I watched Elyzabeth open her eyes. She's still pale and with the oxygen mask set in her nose. She blinked twice and then looked at me. Oh God! She's so weak and helpless and I did nothing to help her. "You okay now?" I tried to sound casual and hide the guilt and great concern overflowing in me right now.

Again, her weak and sleepy eyes blinked then she moved her head a little as a nod. I managed a small smile and tried to make my voice cheerful. "Great. I'll take you home."

Please don't look at me with those eyes...

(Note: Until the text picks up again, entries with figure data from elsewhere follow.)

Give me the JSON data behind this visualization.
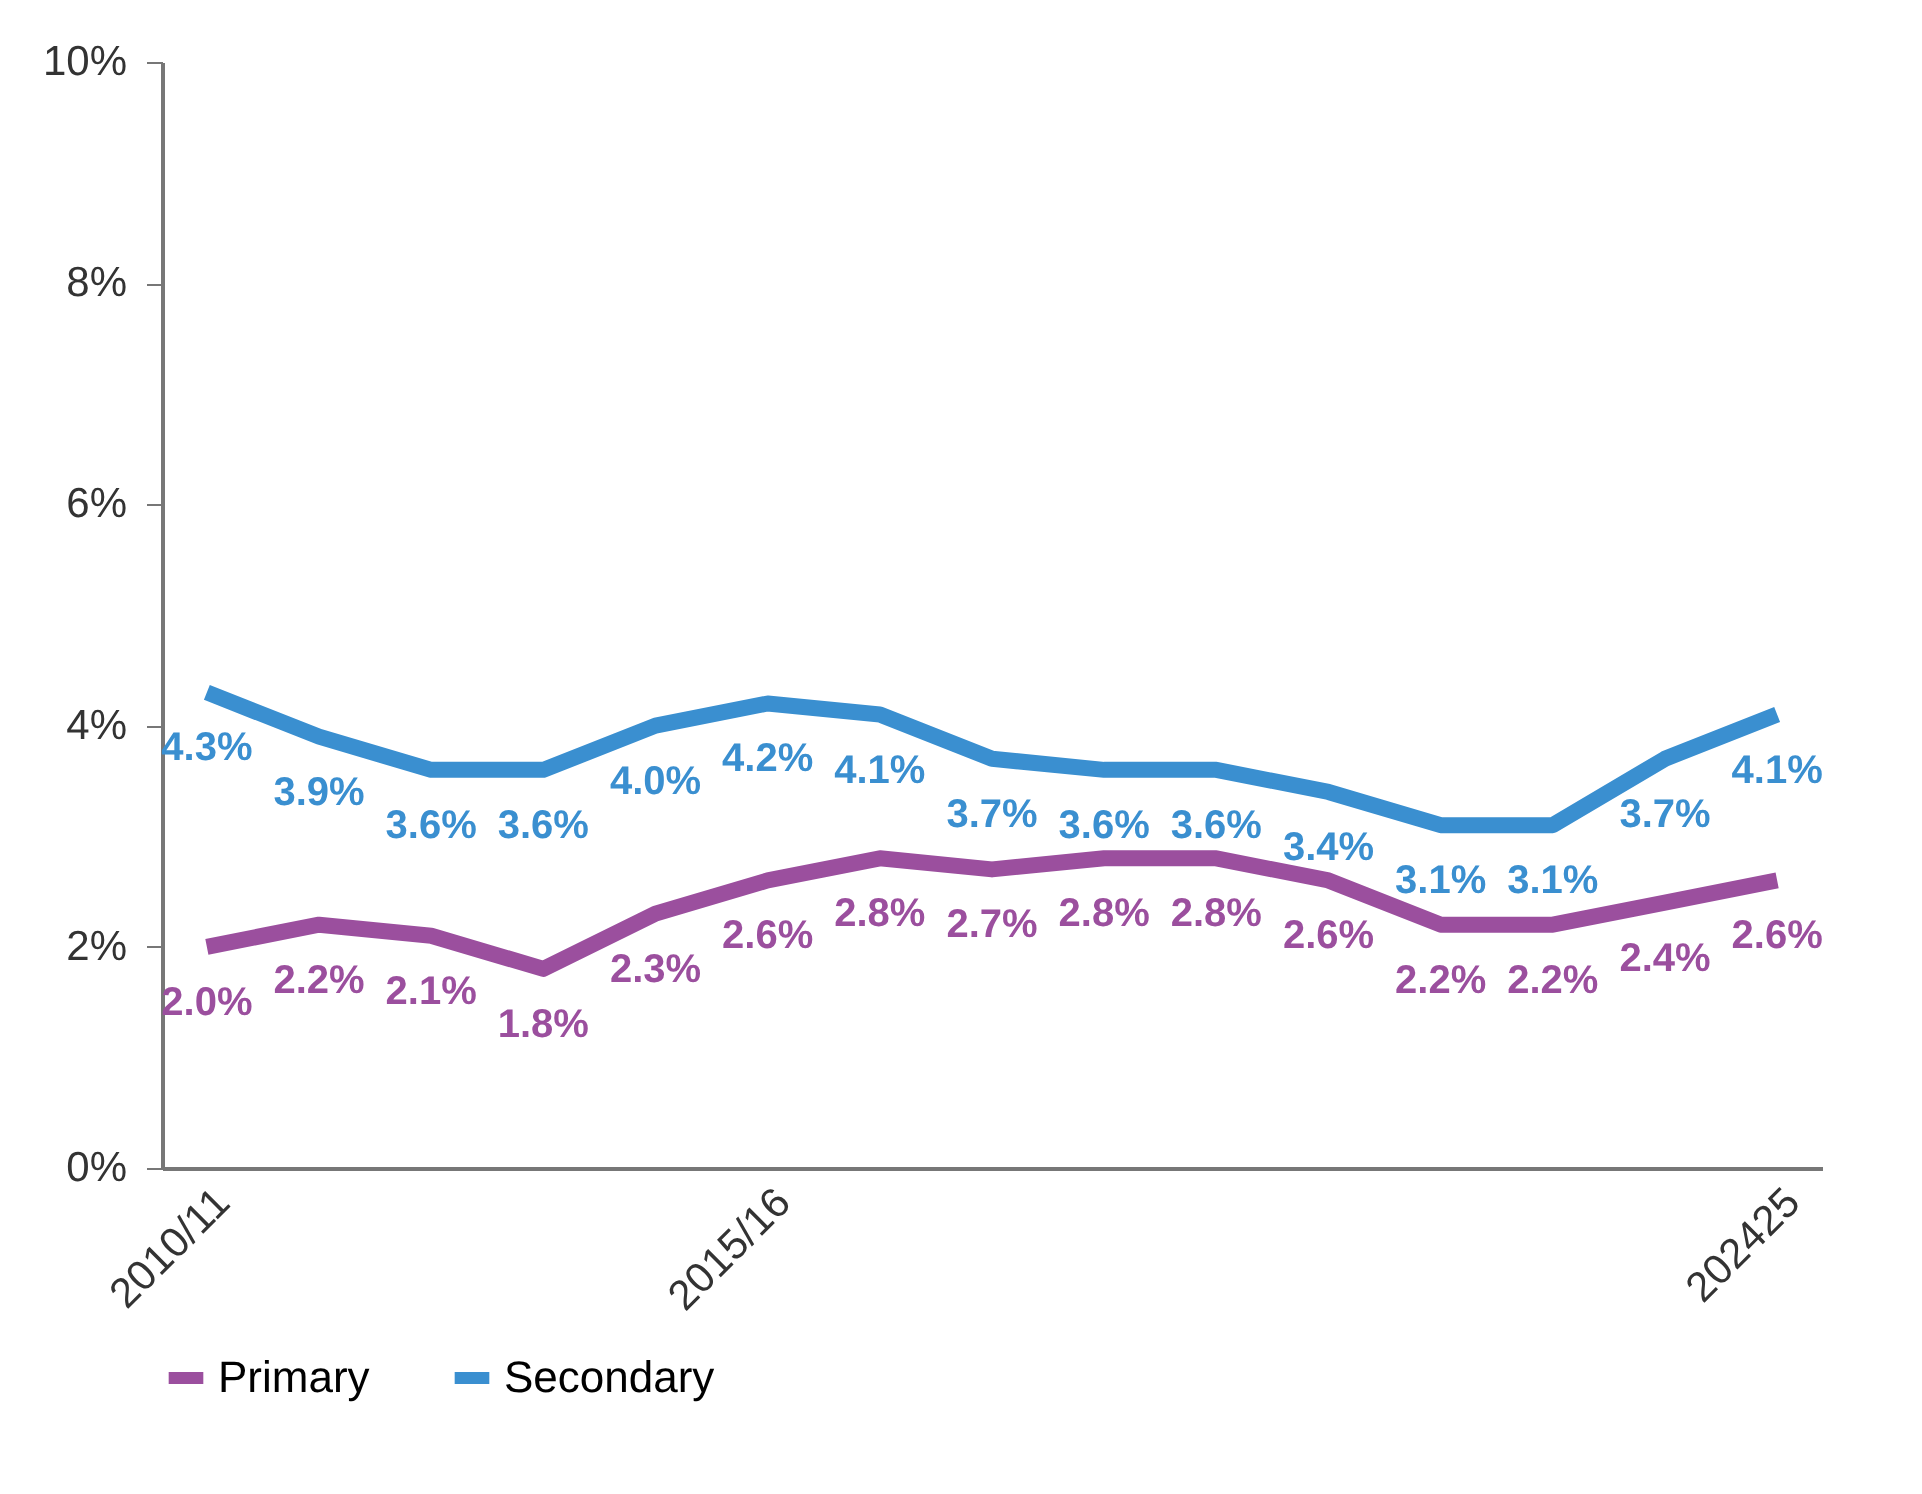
{
  "chart_data": {
    "type": "line",
    "categories": [
      "2010/11",
      null,
      null,
      null,
      null,
      "2015/16",
      null,
      null,
      null,
      null,
      null,
      null,
      null,
      null,
      "202425"
    ],
    "series": [
      {
        "name": "Primary",
        "color": "#9b4f9e",
        "values": [
          2.0,
          2.2,
          2.1,
          1.8,
          2.3,
          2.6,
          2.8,
          2.7,
          2.8,
          2.8,
          2.6,
          2.2,
          2.2,
          2.4,
          2.6
        ],
        "value_labels": [
          "2.0%",
          "2.2%",
          "2.1%",
          "1.8%",
          "2.3%",
          "2.6%",
          "2.8%",
          "2.7%",
          "2.8%",
          "2.8%",
          "2.6%",
          "2.2%",
          "2.2%",
          "2.4%",
          "2.6%"
        ]
      },
      {
        "name": "Secondary",
        "color": "#3a8fd0",
        "values": [
          4.3,
          3.9,
          3.6,
          3.6,
          4.0,
          4.2,
          4.1,
          3.7,
          3.6,
          3.6,
          3.4,
          3.1,
          3.1,
          3.7,
          4.1
        ],
        "value_labels": [
          "4.3%",
          "3.9%",
          "3.6%",
          "3.6%",
          "4.0%",
          "4.2%",
          "4.1%",
          "3.7%",
          "3.6%",
          "3.6%",
          "3.4%",
          "3.1%",
          "3.1%",
          "3.7%",
          "4.1%"
        ]
      }
    ],
    "ylim": [
      0,
      10
    ],
    "yticks": [
      {
        "value": 0,
        "label": "0%"
      },
      {
        "value": 2,
        "label": "2%"
      },
      {
        "value": 4,
        "label": "4%"
      },
      {
        "value": 6,
        "label": "6%"
      },
      {
        "value": 8,
        "label": "8%"
      },
      {
        "value": 10,
        "label": "10%"
      }
    ],
    "grid": false,
    "legend": "bottom",
    "marker": "none",
    "line_style": "solid"
  }
}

Her blue eyes closed for a little while as if she's having a hard time keeping those opened. She then opened them and met mine as she gestured a nod with a slight upward curve of her lips to make a simple smile.

"Okay." I held my voice strong and turned my back on her. I can't let her see me. I don't care if Jenny caught my tears falling down on my face I just can't let Lyz see me like that. I got the pressed powder in my bag and used the sponge to wipe away the marks of tears before cheering up again. I swallowed hard the guilt and worry I felt for her. "Jenny, we need assistance. I'll just get my car in the parking lot."

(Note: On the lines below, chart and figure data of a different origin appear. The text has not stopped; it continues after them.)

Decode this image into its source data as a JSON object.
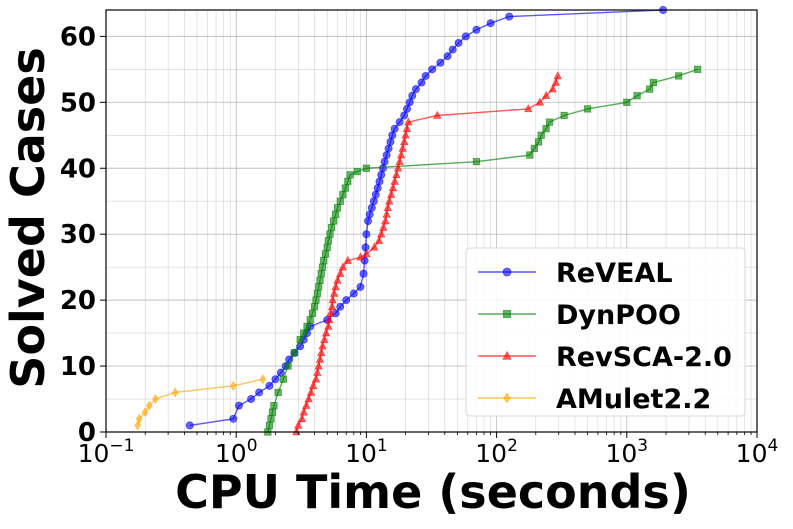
{
  "chart_data": {
    "type": "line",
    "xlabel": "CPU Time (seconds)",
    "ylabel": "Solved Cases",
    "x_scale": "log",
    "xlim": [
      0.1,
      10000
    ],
    "ylim": [
      0,
      64
    ],
    "grid": true,
    "legend_position": "lower-right",
    "xticks": [
      {
        "value": 0.1,
        "base": "10",
        "exp": "−1"
      },
      {
        "value": 1,
        "base": "10",
        "exp": "0"
      },
      {
        "value": 10,
        "base": "10",
        "exp": "1"
      },
      {
        "value": 100,
        "base": "10",
        "exp": "2"
      },
      {
        "value": 1000,
        "base": "10",
        "exp": "3"
      },
      {
        "value": 10000,
        "base": "10",
        "exp": "4"
      }
    ],
    "yticks": [
      0,
      10,
      20,
      30,
      40,
      50,
      60
    ],
    "series": [
      {
        "name": "ReVEAL",
        "color": "#0000ff",
        "marker": "circle",
        "points": [
          [
            0.44,
            1
          ],
          [
            0.95,
            2
          ],
          [
            1.05,
            4
          ],
          [
            1.3,
            5
          ],
          [
            1.5,
            6
          ],
          [
            1.8,
            7
          ],
          [
            2.0,
            8
          ],
          [
            2.2,
            9
          ],
          [
            2.4,
            10
          ],
          [
            2.55,
            11
          ],
          [
            2.8,
            12
          ],
          [
            3.1,
            13
          ],
          [
            3.3,
            14
          ],
          [
            3.5,
            15
          ],
          [
            3.7,
            16
          ],
          [
            5.0,
            17
          ],
          [
            5.8,
            18
          ],
          [
            6.3,
            19
          ],
          [
            7.0,
            20
          ],
          [
            8.0,
            21
          ],
          [
            9.0,
            22
          ],
          [
            9.5,
            24
          ],
          [
            9.7,
            26
          ],
          [
            9.85,
            28
          ],
          [
            10.0,
            30
          ],
          [
            10.3,
            32
          ],
          [
            10.6,
            33
          ],
          [
            11.0,
            34
          ],
          [
            11.4,
            35
          ],
          [
            11.8,
            36
          ],
          [
            12.2,
            37
          ],
          [
            12.6,
            38
          ],
          [
            13.0,
            39
          ],
          [
            13.4,
            40
          ],
          [
            13.8,
            41
          ],
          [
            14.3,
            42
          ],
          [
            14.8,
            43
          ],
          [
            15.3,
            44
          ],
          [
            15.8,
            45
          ],
          [
            16.5,
            46
          ],
          [
            18.0,
            47
          ],
          [
            19.5,
            48
          ],
          [
            20.5,
            49
          ],
          [
            21.5,
            50
          ],
          [
            22.5,
            51
          ],
          [
            24.0,
            52
          ],
          [
            26.5,
            53
          ],
          [
            28.5,
            54
          ],
          [
            32,
            55
          ],
          [
            37,
            56
          ],
          [
            42,
            57
          ],
          [
            46,
            58
          ],
          [
            51,
            59
          ],
          [
            58,
            60
          ],
          [
            70,
            61
          ],
          [
            90,
            62
          ],
          [
            125,
            63
          ],
          [
            1900,
            64
          ]
        ]
      },
      {
        "name": "DynPOO",
        "color": "#008000",
        "marker": "square",
        "points": [
          [
            1.75,
            0
          ],
          [
            1.8,
            1
          ],
          [
            1.85,
            2
          ],
          [
            1.9,
            3
          ],
          [
            1.95,
            4
          ],
          [
            2.1,
            6
          ],
          [
            2.3,
            8
          ],
          [
            2.5,
            10
          ],
          [
            2.8,
            12
          ],
          [
            3.1,
            14
          ],
          [
            3.3,
            15
          ],
          [
            3.5,
            16
          ],
          [
            3.7,
            17
          ],
          [
            3.85,
            18
          ],
          [
            4.0,
            19
          ],
          [
            4.1,
            20
          ],
          [
            4.2,
            21
          ],
          [
            4.3,
            22
          ],
          [
            4.4,
            23
          ],
          [
            4.5,
            24
          ],
          [
            4.6,
            25
          ],
          [
            4.7,
            26
          ],
          [
            4.85,
            27
          ],
          [
            5.0,
            28
          ],
          [
            5.1,
            29
          ],
          [
            5.25,
            30
          ],
          [
            5.4,
            31
          ],
          [
            5.6,
            32
          ],
          [
            5.8,
            33
          ],
          [
            6.0,
            34
          ],
          [
            6.3,
            35
          ],
          [
            6.6,
            36
          ],
          [
            6.9,
            37
          ],
          [
            7.2,
            38
          ],
          [
            7.5,
            39
          ],
          [
            8.5,
            39.5
          ],
          [
            10.0,
            40
          ],
          [
            70,
            41
          ],
          [
            180,
            42
          ],
          [
            195,
            43
          ],
          [
            210,
            44
          ],
          [
            220,
            45
          ],
          [
            240,
            46
          ],
          [
            255,
            47
          ],
          [
            330,
            48
          ],
          [
            500,
            49
          ],
          [
            1000,
            50
          ],
          [
            1200,
            51
          ],
          [
            1500,
            52
          ],
          [
            1600,
            53
          ],
          [
            2500,
            54
          ],
          [
            3500,
            55
          ]
        ]
      },
      {
        "name": "RevSCA-2.0",
        "color": "#ff0000",
        "marker": "triangle",
        "points": [
          [
            2.9,
            0
          ],
          [
            3.0,
            1
          ],
          [
            3.2,
            2
          ],
          [
            3.3,
            3
          ],
          [
            3.45,
            4
          ],
          [
            3.6,
            5
          ],
          [
            3.75,
            6
          ],
          [
            3.9,
            7
          ],
          [
            4.1,
            8
          ],
          [
            4.2,
            9
          ],
          [
            4.3,
            10
          ],
          [
            4.4,
            11
          ],
          [
            4.5,
            12
          ],
          [
            4.6,
            13
          ],
          [
            4.75,
            14
          ],
          [
            4.9,
            15
          ],
          [
            5.1,
            16
          ],
          [
            5.2,
            17
          ],
          [
            5.3,
            18
          ],
          [
            5.45,
            19
          ],
          [
            5.5,
            20
          ],
          [
            5.65,
            21
          ],
          [
            5.8,
            22
          ],
          [
            6.0,
            23
          ],
          [
            6.3,
            24
          ],
          [
            6.6,
            25
          ],
          [
            7.2,
            26
          ],
          [
            9.0,
            26.5
          ],
          [
            10,
            27
          ],
          [
            11.5,
            28
          ],
          [
            12.5,
            29
          ],
          [
            13.0,
            30
          ],
          [
            13.5,
            31
          ],
          [
            14.0,
            32
          ],
          [
            14.3,
            33
          ],
          [
            14.6,
            34
          ],
          [
            15.0,
            35
          ],
          [
            15.5,
            36
          ],
          [
            16.0,
            37
          ],
          [
            16.5,
            38
          ],
          [
            17.0,
            39
          ],
          [
            17.5,
            40
          ],
          [
            18.0,
            41
          ],
          [
            18.5,
            42
          ],
          [
            19.0,
            43
          ],
          [
            19.5,
            44
          ],
          [
            20.0,
            45
          ],
          [
            20.5,
            46
          ],
          [
            21,
            47
          ],
          [
            35,
            48
          ],
          [
            175,
            49
          ],
          [
            215,
            50
          ],
          [
            240,
            51
          ],
          [
            270,
            52
          ],
          [
            285,
            53
          ],
          [
            295,
            54
          ]
        ]
      },
      {
        "name": "AMulet2.2",
        "color": "#ffa500",
        "marker": "diamond",
        "points": [
          [
            0.175,
            1
          ],
          [
            0.18,
            2
          ],
          [
            0.2,
            3
          ],
          [
            0.215,
            4
          ],
          [
            0.24,
            5
          ],
          [
            0.34,
            6
          ],
          [
            0.95,
            7
          ],
          [
            1.6,
            8
          ]
        ]
      }
    ]
  }
}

I hurried to get the cute Volkswagen which is usually driven by Marietta, our Nanny. Or better say my Nanny. Maybe this is the reason why I didn't feel like bringing my red Jaguar. The students will notice that if I pick Lyz up with my sportscar.

Luckily, we didn't get so much attention. Iza comes with us to assist the doctor when he comes to our house. Or her house. I glanced at Lyz on the rearview mirror. Her eyes are closed and she's breathing heavily and hard. I felt sorry for her and I can't take seeing her like that for long so I diverted my eyes and put them back to the road.

The house was actually just a few blocks away from school. Everyday Lyz walks to and from school or Marietta drives her either on the way to school or on the school gate. Lyz doesn't take a ride with me.

Anyway, did I even ever offer her a ride?

Whatever!

"We're here!" I announced as I pulled off in the parking space. Iza and I supported Lyz in walking. When she made it to her room, she's already panting and coughing. I felt something clutch  inside my chest.

"I'll just get us guys something cold to drink,"I immediately turned my back on her to hide my face. I can't control my tears so I sat down on the stairs, biting my lip to control my sobs.

"You okay?" Nurse Iza rubbed my back. I nodded and tried to smile. "Don't be so guilty, it's not your fault."

"It's mine. I'm the reason why these happened. I let it happen."

"At least you know your mistake. Now it's up to you how to change things the way it should be. Stop being a bitch to her."

Aw. "I thought you told me not to be so guilty coz it's not my fault. Now you're accusing me of being a bitch to her. Nice, Iza." I wiped my tears and rolled my eyes at her.

"That's your lesson to learn Ashley... a pretty li'l price you have to pay for choosing to be a bitch in school. You know you can do better. So now, move your ass and get us something," she gave me a pat before going back to Lyz's room.

"Bitch!" I called her and she answered me with a dirty finger. I grinned and sniffed as I go down to the kitchen to make a mango shake and heat the pie I found in the fridge. While setting the food, the image of my mum at the same scenario flashed on my head. My mum also has an asthma. It's in their blood, and good heavens I didn't inherit it. Aunt Cameron, Lyz's mum, didn't have it too.